Font Size:

Ollie’s sardonic tone echoed in Shay’s head, but despite his words being right on the money, Shay pushed them aside and slid an arm around Ben’s waist. “I’m fucking starving. Can we get pizza?”

Ben grinned. “For you, superstar, anything. Ooh, I’ll text Ollie. See if he fancies it.”

He would’ve surprised Shay less if he’d punched him in the face. “You have his number?”

Engrossed in his phone, Ben didn’t look up. “Yup. I got drunk with him yesterday.”

“Did you? Where was I?”

“Sulking in your bunk with your notebook. You went straight back to the bus after the gig, remember?”

“Ollie wasn’t at the gig.”

Ben stopped walking and tapped his phone a few times before sliding it into his pocket. “No…,” he said, clearly confused by Shay’s needy reaction. “But he was smoking outside when we came out, sitting by the water all lonely and that, so I invited him for a pint. Turned into seven pints, obviously, but that’s the Irish for you.”

“He’s not Irish.”

“Nah, he’s Polish, which means he can drink me under the table.”

Shay didn’t know what to say.
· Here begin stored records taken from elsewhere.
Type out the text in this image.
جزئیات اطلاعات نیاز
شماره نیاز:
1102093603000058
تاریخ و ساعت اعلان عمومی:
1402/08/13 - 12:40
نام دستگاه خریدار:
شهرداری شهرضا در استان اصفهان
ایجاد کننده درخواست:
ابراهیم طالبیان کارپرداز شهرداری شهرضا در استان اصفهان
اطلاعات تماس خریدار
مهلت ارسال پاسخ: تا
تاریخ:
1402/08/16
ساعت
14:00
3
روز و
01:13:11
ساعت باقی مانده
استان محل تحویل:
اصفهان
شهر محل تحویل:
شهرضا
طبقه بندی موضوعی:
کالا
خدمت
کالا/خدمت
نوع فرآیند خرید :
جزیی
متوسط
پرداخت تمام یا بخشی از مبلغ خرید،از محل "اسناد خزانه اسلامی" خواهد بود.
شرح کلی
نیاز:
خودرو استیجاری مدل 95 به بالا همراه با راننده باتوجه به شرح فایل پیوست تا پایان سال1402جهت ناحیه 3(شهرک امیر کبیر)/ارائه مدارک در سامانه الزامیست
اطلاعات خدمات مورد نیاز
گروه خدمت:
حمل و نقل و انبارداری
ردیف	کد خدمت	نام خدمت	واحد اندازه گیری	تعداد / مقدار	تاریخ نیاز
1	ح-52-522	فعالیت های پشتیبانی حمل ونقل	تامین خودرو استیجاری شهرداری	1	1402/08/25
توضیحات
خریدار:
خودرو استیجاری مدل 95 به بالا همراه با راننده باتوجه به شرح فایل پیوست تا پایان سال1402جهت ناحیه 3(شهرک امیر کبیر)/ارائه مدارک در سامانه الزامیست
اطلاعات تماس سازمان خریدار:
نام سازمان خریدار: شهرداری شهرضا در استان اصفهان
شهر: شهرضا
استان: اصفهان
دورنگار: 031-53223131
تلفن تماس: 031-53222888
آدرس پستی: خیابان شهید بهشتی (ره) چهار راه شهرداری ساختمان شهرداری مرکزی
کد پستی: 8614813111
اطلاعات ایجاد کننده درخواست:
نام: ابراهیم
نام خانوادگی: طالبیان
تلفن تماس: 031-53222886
Ben’s apparent familiarity with Ollie burned him up inside, even though Ben was straight, and probably so was Ollie. Jealousy made Shay’s stomach ache, and suddenly he wasn’t hungry anymore.

Oblivious, Ben took Shay’s arm again and hustled him forwards to catch up with the others. “There’s an Italian place round the corner,” he said. “Jog on, mate.”

The Italian place turned out not to be Italian at all. It was owned by a couple of young hipsters who happened to make the best pizza Shay had ever tasted. “This is sacrilege,” he said around a delicious mouthful. “We can’t eat Irish pizza.”

Mara flicked his ear. “Then don’t. Leave some for the rest of us.”

Shay ignored her and scarfed another slice. Despite feeling moody as fuck, his appetite had returned like a hungry bear as soon as they sat down, and now he couldn’t stop eating, much to their amusement.

“We taking you back to the bus on a wheelbarrow again?” Larry said.

“Shopping trolley, more like,” Shay retorted. “Can we get another of these sausage thin crusts?”

Larry rolled his eyes, but seeing as he absorbed Corina’s role of mother whenever she wasn’t around, he ordered more pizza.

A little while later, Shay was quite happily in a carb coma. It was so worth the manic insulin calculations he’d had to make to stop his blood sugar rising through the rooftops. He slouched back in his seat and sipped vodka and soda while the rest of the band got stuck in the beers. The restaurant had a bar below the balcony their table was on. It wasn’t long before they lost Jumbo to a group of young women who’d piled in for cocktails.

Shay leaned on Larry and watched Jumbo work his magic. He was a tempestuous, lovable moron most of the time, but he oozed charm when he wanted to, and Shay wouldn’t be surprised if he brought more than one guest back to the bus for the night.

As ever, Larry was too comfortable. Shay’s eyes got heavier and heavier, and he was half-asleep when something Larry said to someone else made him jerk upright. “What?”

“Ollie.” Larry jabbed his thumb over the balcony. “He’s down there with Jumbo and Ben.”

Shay looked out over the kicking bar below. While he’d been dozing, he’d missed a DJ setting up in the corner to play an eclectic mix of indie rock and deep house music, and also Ollie appearing in the crowd, which was unbelievable considering the thundering stampede of his heart now, the mad tingling at the back of his neck, and the flash of adrenaline that eclipsed any carb-induced sleepiness.

Ollie was wearing his standard leather-jacket-and-ripped-jeans combo, but he’d swapped his Vans for battered boots, and his jeans seemed tighter, hugging his compact frame in all the right places. Shay gulped more vodka as a flush of heat stole over his skin. Jesus.Does he have to be so fucking fine?

Shay felt Larry’s shrewd gaze on him and wished there were more pizza left to hide behind. Or more vodka in his now-empty glass.Fuck it.“I’m going to the bar.”

“’Bout fuckin’ time,” Larry muttered.

“Piss off.” Shay gathered empty glasses. “I bought the last round.”

“If you say so.”

Shay couldn’t take that phrase, even from Larry, without hearing Ollie’s voice wrapped around every syllable. He drifted through the restaurant and down the ornate staircase, all the while wondering if his obsession with Ollie was terminal. If after the tour, when everyone had gone home, he’d be left shivering over random words some random dude from a TV company had once said to him.

Random dude. Shay shook his head. Goddamn, he needed another drink.